So the question is what are the appropriate consequences? This is a reasonable point of debate.
On the one hand the consequences probably shouldn't be nothing. On the other they probably shouldn't be irrevocably tearing apart their family, deporting the adults abroad sometimes to the wrong country and then losing track of their young children in the social services system, as a terror tactic to try and scare other visa violators into line.
A legislative debate, which is my entire point. People aren't showing anywhere near the level of vitriol that ICE receives towards the local police for enforcing laws that are IMO far more ridiculous. Currently in many states people are torn from their families to be placed in cages and children are dumped into facilities because their parents possessed a benign plant which happens to be legal in a plurality of states -- there's no outrage because there's not the full force of the zeitgeist beaming it through the telescreens as a crisis for political purposes. I don't agree with any of it personally but just have to scoff at the hypocrisy.

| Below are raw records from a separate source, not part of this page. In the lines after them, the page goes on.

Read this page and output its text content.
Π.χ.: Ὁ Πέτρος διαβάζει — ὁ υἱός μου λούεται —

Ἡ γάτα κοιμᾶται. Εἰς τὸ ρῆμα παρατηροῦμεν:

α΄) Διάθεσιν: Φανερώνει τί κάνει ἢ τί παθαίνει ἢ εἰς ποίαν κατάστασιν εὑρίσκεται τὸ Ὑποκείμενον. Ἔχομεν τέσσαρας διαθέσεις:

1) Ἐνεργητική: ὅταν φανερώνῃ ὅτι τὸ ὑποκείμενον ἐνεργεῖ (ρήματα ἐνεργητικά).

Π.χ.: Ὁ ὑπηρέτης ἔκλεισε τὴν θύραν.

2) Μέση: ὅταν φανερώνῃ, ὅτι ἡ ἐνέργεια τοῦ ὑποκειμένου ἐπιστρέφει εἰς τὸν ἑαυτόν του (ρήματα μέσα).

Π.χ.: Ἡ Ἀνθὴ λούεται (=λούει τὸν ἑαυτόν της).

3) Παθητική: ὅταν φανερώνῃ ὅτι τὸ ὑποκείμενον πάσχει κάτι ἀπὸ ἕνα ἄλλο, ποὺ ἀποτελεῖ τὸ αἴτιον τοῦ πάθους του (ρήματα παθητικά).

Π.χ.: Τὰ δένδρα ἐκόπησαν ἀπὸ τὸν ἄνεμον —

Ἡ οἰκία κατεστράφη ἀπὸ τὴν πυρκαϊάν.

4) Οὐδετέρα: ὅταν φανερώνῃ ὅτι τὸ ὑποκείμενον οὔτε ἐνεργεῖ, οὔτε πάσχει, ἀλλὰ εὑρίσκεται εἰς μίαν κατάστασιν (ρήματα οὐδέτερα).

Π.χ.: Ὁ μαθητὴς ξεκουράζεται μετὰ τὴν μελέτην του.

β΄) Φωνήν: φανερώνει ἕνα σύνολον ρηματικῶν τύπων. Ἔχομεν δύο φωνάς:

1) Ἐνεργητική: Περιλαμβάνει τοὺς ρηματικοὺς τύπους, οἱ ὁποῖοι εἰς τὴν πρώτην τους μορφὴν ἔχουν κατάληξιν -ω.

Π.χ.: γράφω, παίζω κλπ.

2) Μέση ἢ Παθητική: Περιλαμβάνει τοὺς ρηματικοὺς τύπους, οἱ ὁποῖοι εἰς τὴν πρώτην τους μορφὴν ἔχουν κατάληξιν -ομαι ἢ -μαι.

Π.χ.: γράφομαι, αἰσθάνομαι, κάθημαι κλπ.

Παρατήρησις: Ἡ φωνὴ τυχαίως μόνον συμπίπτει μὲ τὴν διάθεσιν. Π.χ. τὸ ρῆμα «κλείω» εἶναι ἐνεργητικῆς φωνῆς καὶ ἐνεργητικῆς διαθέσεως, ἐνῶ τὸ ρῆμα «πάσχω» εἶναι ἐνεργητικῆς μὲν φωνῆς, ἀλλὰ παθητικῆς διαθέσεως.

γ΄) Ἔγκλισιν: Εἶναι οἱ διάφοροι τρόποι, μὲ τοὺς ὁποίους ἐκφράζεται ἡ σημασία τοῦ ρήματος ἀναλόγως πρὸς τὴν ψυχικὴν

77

It would be hypocrisy if the same people that approved of tearing families apart in one case disapproved of it in the other. That tends not to be the case though, generally speaking the people who disapprove of one also disapprove of the other. The level of agitation about them is mainly a matter of pragmatism, not hypocrisy.
As for the people who generally approve of both, they may not be hypocrites, unless they also profess to be pro family and traditional values in which case yes very, very much, but that would be one of the mildest terms I'd use for them if it were applicable.